I heard the door unlock, and I saw as he pushed his head through the crack.

"Amelia Port?" He asked, though he must know that I was the only one here. "Your guardian is here to collect you."

It wasn't the relief I thought I would feel. It was more like a calm that rushed over me, as I walked towards the door. I was ready to see my Aunt. I was ready to hug her and tell her how much I loved her, because now I knew how much it mattered.

I wondered if the kids that had been shot had told their loved ones how much they meant to them. I wondered if they had hugged their parents, or called their friends. I wondered if they had any regrets.

I had no one to turn back to, I had no words left to say, as I approached the door. The officer looked at me, strangely, before he let the door fall free, allowing it to land wide open.

I felt my face scrunch in confusion, as I saw who stood at the other side of the door.

I blinked rapidly, the events of today rushing through my mind as if it was a movie playing in fast forward.

The shots. The blood. The ground. The smell.

It wasn't random students on the floor, it was me. Me and my friends.

Running, running, running. We weren't running, we're we?
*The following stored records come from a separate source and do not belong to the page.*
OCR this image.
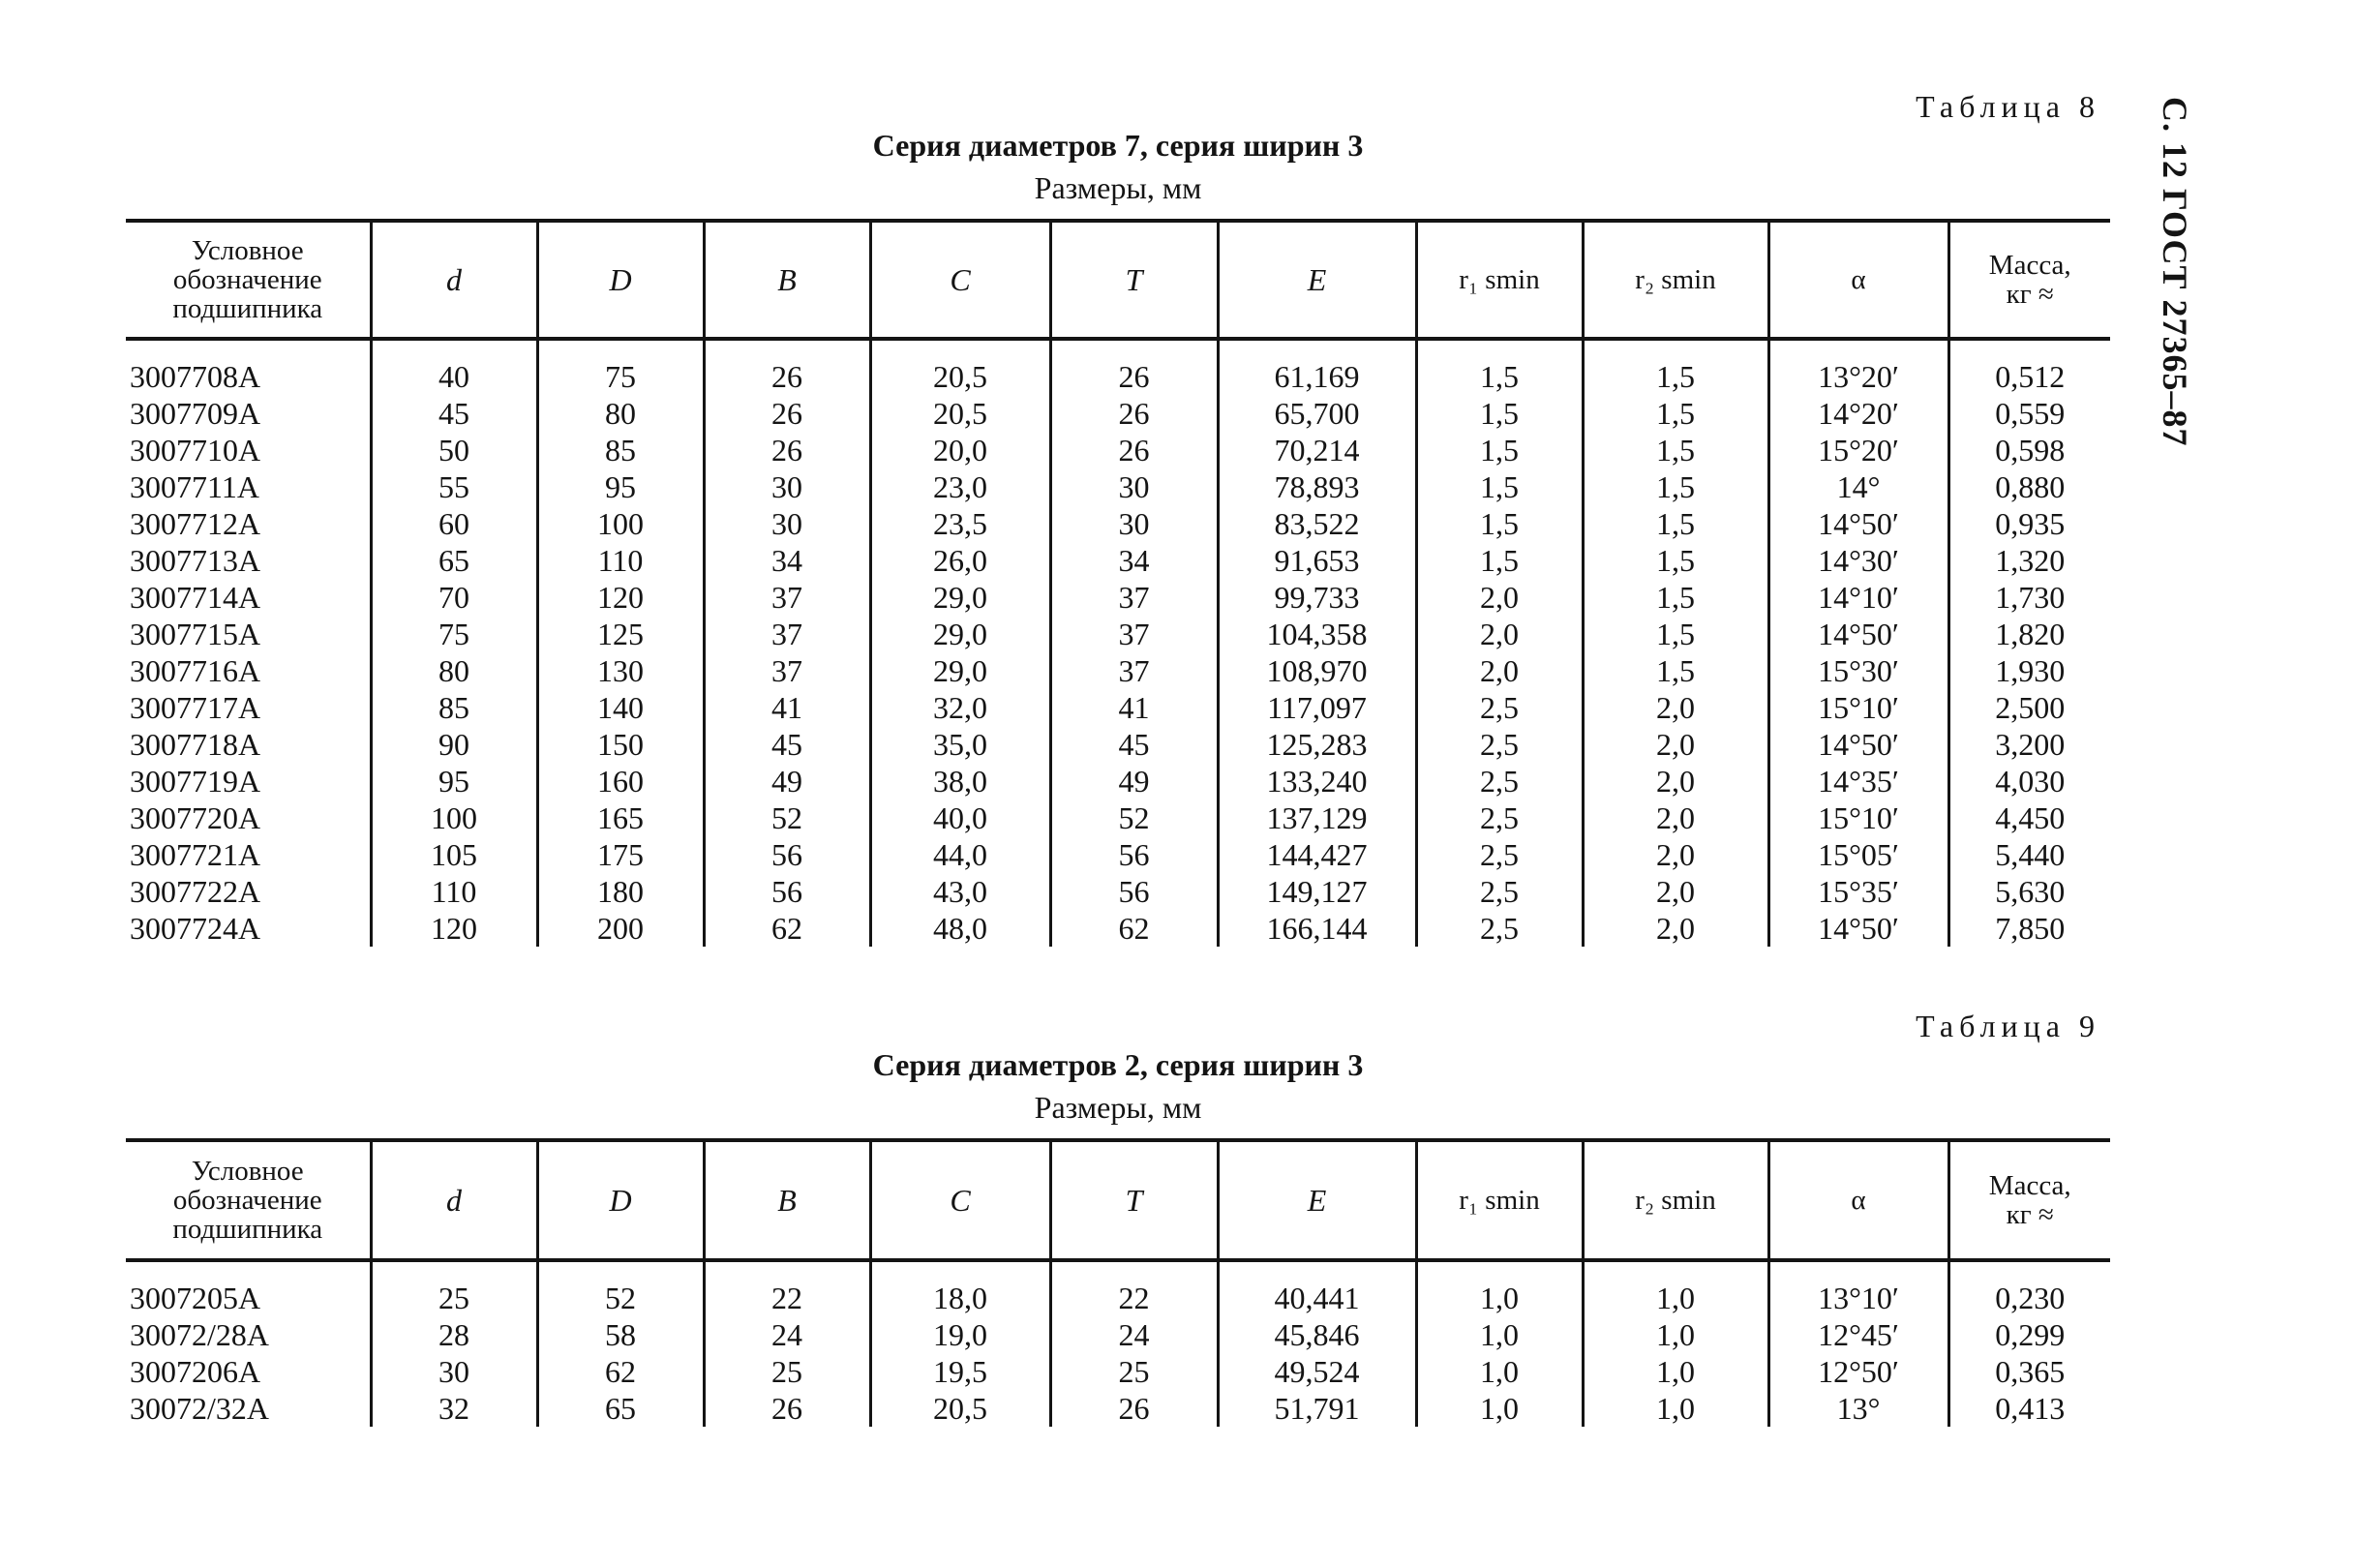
С. 12 ГОСТ 27365–87
Таблица 8
Серия диаметров 7, серия ширин 3
Размеры, мм
Условное
обозначение
подшипника	d	D	B	C	T	E	r₁ smin	r₂ smin	α	Масса,
кг ≈

3007708A	40	75	26	20,5	26	61,169	1,5	1,5	13°20′	0,512
3007709A	45	80	26	20,5	26	65,700	1,5	1,5	14°20′	0,559
3007710A	50	85	26	20,0	26	70,214	1,5	1,5	15°20′	0,598
3007711A	55	95	30	23,0	30	78,893	1,5	1,5	14°	0,880
3007712A	60	100	30	23,5	30	83,522	1,5	1,5	14°50′	0,935
3007713A	65	110	34	26,0	34	91,653	1,5	1,5	14°30′	1,320
3007714A	70	120	37	29,0	37	99,733	2,0	1,5	14°10′	1,730
3007715A	75	125	37	29,0	37	104,358	2,0	1,5	14°50′	1,820
3007716A	80	130	37	29,0	37	108,970	2,0	1,5	15°30′	1,930
3007717A	85	140	41	32,0	41	117,097	2,5	2,0	15°10′	2,500
3007718A	90	150	45	35,0	45	125,283	2,5	2,0	14°50′	3,200
3007719A	95	160	49	38,0	49	133,240	2,5	2,0	14°35′	4,030
3007720A	100	165	52	40,0	52	137,129	2,5	2,0	15°10′	4,450
3007721A	105	175	56	44,0	56	144,427	2,5	2,0	15°05′	5,440
3007722A	110	180	56	43,0	56	149,127	2,5	2,0	15°35′	5,630
3007724A	120	200	62	48,0	62	166,144	2,5	2,0	14°50′	7,850
Таблица 9
Серия диаметров 2, серия ширин 3
Размеры, мм
Условное
обозначение
подшипника	d	D	B	C	T	E	r₁ smin	r₂ smin	α	Масса,
кг ≈

3007205A	25	52	22	18,0	22	40,441	1,0	1,0	13°10′	0,230
30072/28A	28	58	24	19,0	24	45,846	1,0	1,0	12°45′	0,299
3007206A	30	62	25	19,5	25	49,524	1,0	1,0	12°50′	0,365
30072/32A	32	65	26	20,5	26	51,791	1,0	1,0	13°	0,413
The officer, he wasn't real. Was he?

A safe haven. A waiting room.

"Mom? Dad?" I took a breath as I said the names I thought I would never call to again, the realization of what happened rushing over me.

We didn't survive. Did we?

Though, it wasn't a painful realization.

It was a peaceful one, like a warm bath of oil, coating me completely. I felt love in my heart as I stepped through the door, into my parents arms, the world around me fading into a brilliant white.

G wasn't for gunshots, after all. It was for goodbye.